Revelatory Bluebeard & Bonus Items
Jeffrey Lipscomb | Sacramento, CA United States | 05/31/2005
(5 out of 5 stars)

"This hard to find Arlecchino CD "Great Forgotten Conductors: Georges Sebastian Vol. 1" contains a magnificent and unforgettable live 1951 performance of Bartok's "Bluebeard's Castle," with Mihaly Szekely and Klara Palankay, plus a selection of Tzigans and Hungarian folk songs sung by Szekeley. I cannot recommend this CD too highly - it's a collector's item that is definitely worth a vigilant search.



Budapest-born conductor Georges Sebastian (1903-1989) studied with Bruno Walter at Munich (1922-23), was briefly an assistant conductor at the NY Met, and was soon after an opera conductor at Hamburg and Leipzig.
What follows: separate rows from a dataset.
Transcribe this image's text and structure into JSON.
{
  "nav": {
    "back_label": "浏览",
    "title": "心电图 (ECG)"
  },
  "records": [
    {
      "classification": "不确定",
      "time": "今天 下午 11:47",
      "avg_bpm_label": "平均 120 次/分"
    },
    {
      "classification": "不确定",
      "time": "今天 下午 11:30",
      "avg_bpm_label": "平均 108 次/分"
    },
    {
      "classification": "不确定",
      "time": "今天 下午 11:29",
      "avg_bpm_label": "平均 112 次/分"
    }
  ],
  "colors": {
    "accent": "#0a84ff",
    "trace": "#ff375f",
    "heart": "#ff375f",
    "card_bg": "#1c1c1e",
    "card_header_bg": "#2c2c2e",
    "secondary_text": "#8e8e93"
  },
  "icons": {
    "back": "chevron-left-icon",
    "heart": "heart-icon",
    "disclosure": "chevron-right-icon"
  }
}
With the rise of the Third Reich, Sebastian chose exile in the USSR, where he shared conducting of the Moscow Radio Orchestra with Golovanov and Samosud (1931-37). In 1935 Sebastian gave the world premiere of "Boris" in Mussorgsky's original version, and in Moscow he gave complete symphony cycles of Beethoven, Brahms and Schumann. Sebastian returned to the U.S. in 1938 and worked at the San Francisco Opera, and after the war, was head of the Paris Opera for many years.
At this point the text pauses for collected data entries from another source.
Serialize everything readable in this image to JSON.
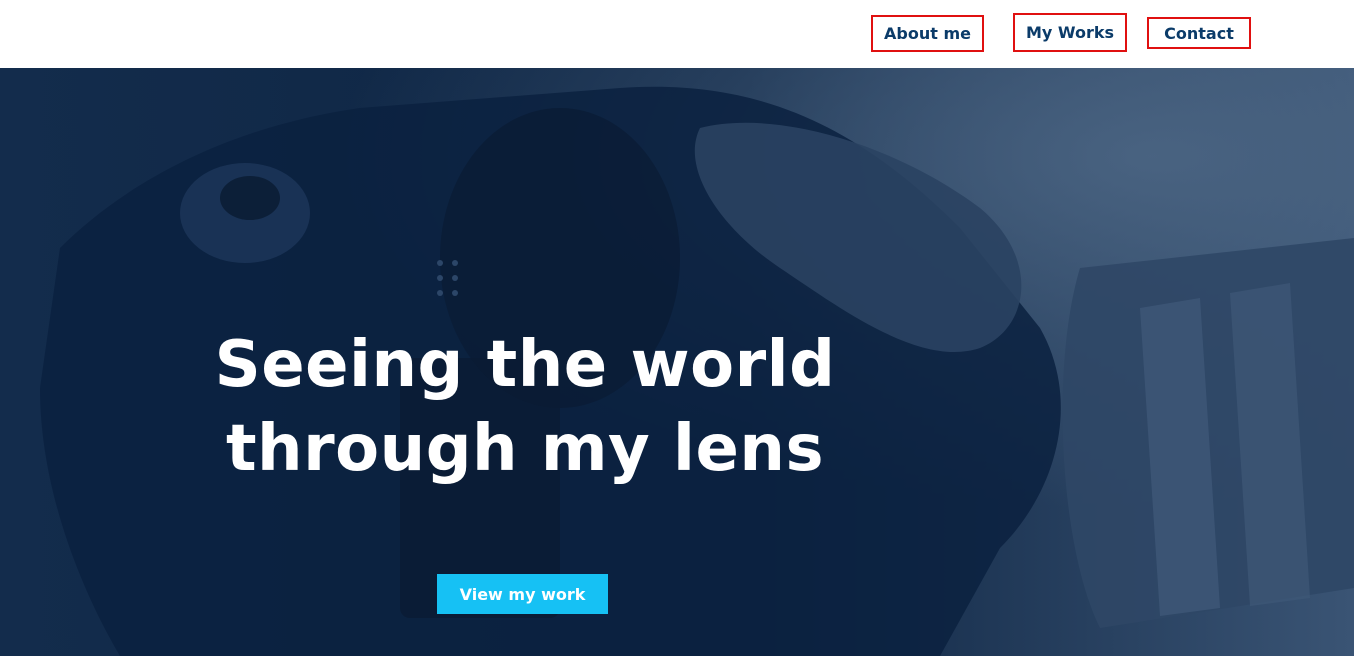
{
  "nav": {
    "about_label": "About me",
    "works_label": "My Works",
    "contact_label": "Contact"
  },
  "hero": {
    "headline_line1": "Seeing the world",
    "headline_line2": "through my lens",
    "cta_label": "View my work",
    "background_image": "camera-photo"
  },
  "colors": {
    "nav_text": "#0b3b69",
    "nav_border": "#e01010",
    "hero_overlay": "#0f2746",
    "cta_bg": "#16c1f4"
  }
}
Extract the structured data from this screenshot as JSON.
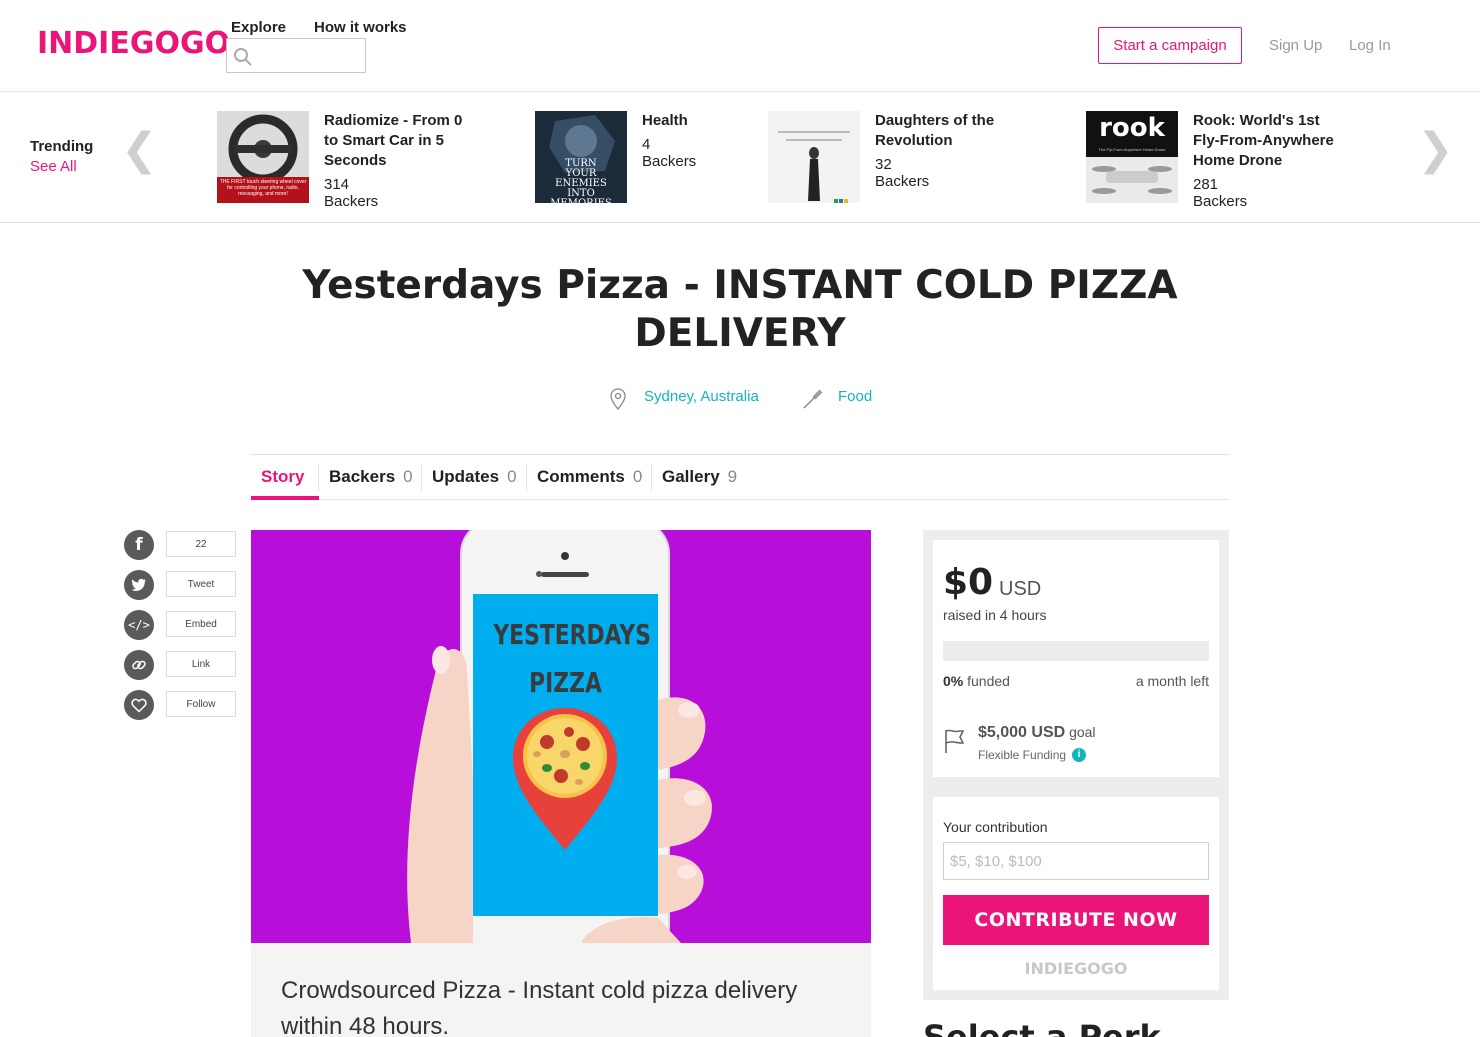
{
  "header": {
    "logo": "INDIEGOGO",
    "nav": [
      "Explore",
      "How it works"
    ],
    "search_placeholder": "",
    "start_campaign": "Start a campaign",
    "sign_up": "Sign Up",
    "log_in": "Log In"
  },
  "trending": {
    "title": "Trending",
    "see_all": "See All",
    "items": [
      {
        "name": "Radiomize - From 0 to Smart Car in 5 Seconds",
        "backers": "314 Backers"
      },
      {
        "name": "Health",
        "backers": "4 Backers"
      },
      {
        "name": "Daughters of the Revolution",
        "backers": "32 Backers"
      },
      {
        "name": "Rook: World's 1st Fly-From-Anywhere Home Drone",
        "backers": "281 Backers"
      }
    ],
    "thumb_captions": {
      "radiomize": "THE FIRST touch steering wheel cover for controlling your phone, radio, messaging, and more!",
      "health": "TURN YOUR ENEMIES INTO MEMORIES",
      "rook": "rook",
      "rook_sub": "The Fly-From-Anywhere Home Drone"
    }
  },
  "campaign": {
    "title": "Yesterdays Pizza - INSTANT COLD PIZZA DELIVERY",
    "location": "Sydney, Australia",
    "category": "Food",
    "tagline": "Crowdsourced Pizza - Instant cold pizza delivery within 48 hours.",
    "hero_text_1": "YESTERDAYS",
    "hero_text_2": "PIZZA"
  },
  "tabs": [
    {
      "label": "Story",
      "count": ""
    },
    {
      "label": "Backers",
      "count": "0"
    },
    {
      "label": "Updates",
      "count": "0"
    },
    {
      "label": "Comments",
      "count": "0"
    },
    {
      "label": "Gallery",
      "count": "9"
    }
  ],
  "share": [
    {
      "icon": "facebook-icon",
      "label": "22"
    },
    {
      "icon": "twitter-icon",
      "label": "Tweet"
    },
    {
      "icon": "embed-icon",
      "label": "Embed"
    },
    {
      "icon": "link-icon",
      "label": "Link"
    },
    {
      "icon": "heart-icon",
      "label": "Follow"
    }
  ],
  "funding": {
    "amount": "$0",
    "currency": "USD",
    "raised_text": "raised in 4 hours",
    "percent_label": "0%",
    "funded_label": "funded",
    "progress_fraction": 0,
    "time_left": "a month left",
    "goal_amount": "$5,000 USD",
    "goal_label": "goal",
    "funding_type": "Flexible Funding",
    "contribution_label": "Your contribution",
    "contribution_placeholder": "$5, $10, $100",
    "contribute_button": "CONTRIBUTE NOW",
    "footer_logo": "INDIEGOGO"
  },
  "perks": {
    "heading": "Select a Perk"
  },
  "colors": {
    "brand": "#eb1478",
    "accent": "#15b4bd",
    "hero_bg": "#b70ed9"
  }
}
Most of Sebastian's recordings have been long out of print. On Urania and Remington LPs he made great recordings of the Dukas Symphony in C and the ballet "La Peri" (once available on a Vol. 2 companion CD from Arlecchino), the Prokofiev 4th Symphony, Berlioz's "Symphonie Fantastique," etc. I would love to see some enterprising label re-issue all of these remarkable discs (my LPs are rather long in the tooth). Sebastian was an exceptionally lyrical and dramatic conductor in both operatic & symphonic repertoire. His live recording of Wagner's "Wesendonck Lieder" with Kirsten Flagstad (on a Dante LYS 2-CD set titled "Hommage A Georges Sebastian") remains my favorite account of the orchestral version.



Sebastian was also closely connected to Bartok, and it was for the great Hungarian basso profundo Mihaky Szekely (1901-1963) that Bartok transcribed the role of Bluebeard into a lower tessitura, which meant that the composer also made changes in the orchestration of his operatic masterpiece. The live performance heard here in good mono sound was, in fact, the European premiere. Sebastian first performed the revised version in Bartok's presence at Harvard University in 1942 with a group of voluntary musicians.
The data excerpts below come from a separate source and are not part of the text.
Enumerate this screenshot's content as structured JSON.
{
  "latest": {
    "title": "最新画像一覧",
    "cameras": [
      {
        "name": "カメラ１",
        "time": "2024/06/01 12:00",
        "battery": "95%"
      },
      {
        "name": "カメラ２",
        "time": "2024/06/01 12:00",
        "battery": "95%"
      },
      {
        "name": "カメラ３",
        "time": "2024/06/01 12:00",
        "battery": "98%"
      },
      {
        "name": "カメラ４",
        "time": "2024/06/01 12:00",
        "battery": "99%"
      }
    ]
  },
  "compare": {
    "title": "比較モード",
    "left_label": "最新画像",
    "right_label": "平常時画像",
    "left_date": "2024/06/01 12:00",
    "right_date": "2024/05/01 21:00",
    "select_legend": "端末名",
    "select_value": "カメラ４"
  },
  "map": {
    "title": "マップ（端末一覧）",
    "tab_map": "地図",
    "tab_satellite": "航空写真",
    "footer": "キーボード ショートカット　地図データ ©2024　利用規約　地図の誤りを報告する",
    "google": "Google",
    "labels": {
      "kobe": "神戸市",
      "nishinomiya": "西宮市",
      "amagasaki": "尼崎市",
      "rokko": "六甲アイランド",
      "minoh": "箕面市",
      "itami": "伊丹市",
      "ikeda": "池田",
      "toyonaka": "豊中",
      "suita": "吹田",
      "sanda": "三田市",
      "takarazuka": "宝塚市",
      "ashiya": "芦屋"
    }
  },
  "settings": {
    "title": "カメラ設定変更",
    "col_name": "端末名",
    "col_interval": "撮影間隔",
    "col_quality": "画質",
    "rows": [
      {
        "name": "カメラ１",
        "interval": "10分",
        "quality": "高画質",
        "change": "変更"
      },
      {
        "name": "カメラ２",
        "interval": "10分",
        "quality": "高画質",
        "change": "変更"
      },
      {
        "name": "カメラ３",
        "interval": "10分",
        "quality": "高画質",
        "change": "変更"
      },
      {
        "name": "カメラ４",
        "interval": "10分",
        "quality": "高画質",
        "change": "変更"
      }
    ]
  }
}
This Bluebeard (sung in Hungarian) is simply extraordinary. As the composer's favorite exponent of Bluebeard, Szekely gives a magnificent performance: moving, straightforwardly eloquent, and tinged with tragic loneliness. To my ears he was, along with Russians Mark Reizen and Alexander Kipnis, the finest of 20th Century basso profundos. Judith is sung by Hungarian mezzo soprano Klara Palankay (1921- ) who, along with the more somber-voiced Olga Szony, was considered in Hungary the role's finest exponent (however, Palankay does duck the high C "Ah!" at the opening of the 5th Door). Sebastian leads a sensitive reading which, to my ears, joins those of Fricsay (DG), Susskind (Bartok CD) and Dorati (Mercury) as the finest-conducted recordings.



Unlike the first-ever studio recording by Susskind (with the fine bass Endre Koreh and soprano Judith Hellwig), and like most subsequent recordings, the opera's spoken introduction is omitted here. Szekely is in better voice than he was in the later studio version with Dorati (which is severely compromised by Szony's squally high notes). He is also more effective to my taste than the rather exaggerated Fischer-Dieskau under Fricsay (whose version is, unfortunately, slightly cut and sung in German) and the rather lightweight Walter Berry under Kertesz (Decca).



The bonus items with Szekely offer some incredibly zesty and idiomatic accompaniments by the Toki Horvat Hungarian Puzsta Band. Their wild, gypsy abandon in the Czardas that was used by Brahms in one of his Hungarian Dances simply puts everybody else's version (except Lehel's) to shame.



Highly recommended! One of the all-time great Bluebeards and some truly remarkable bonus items.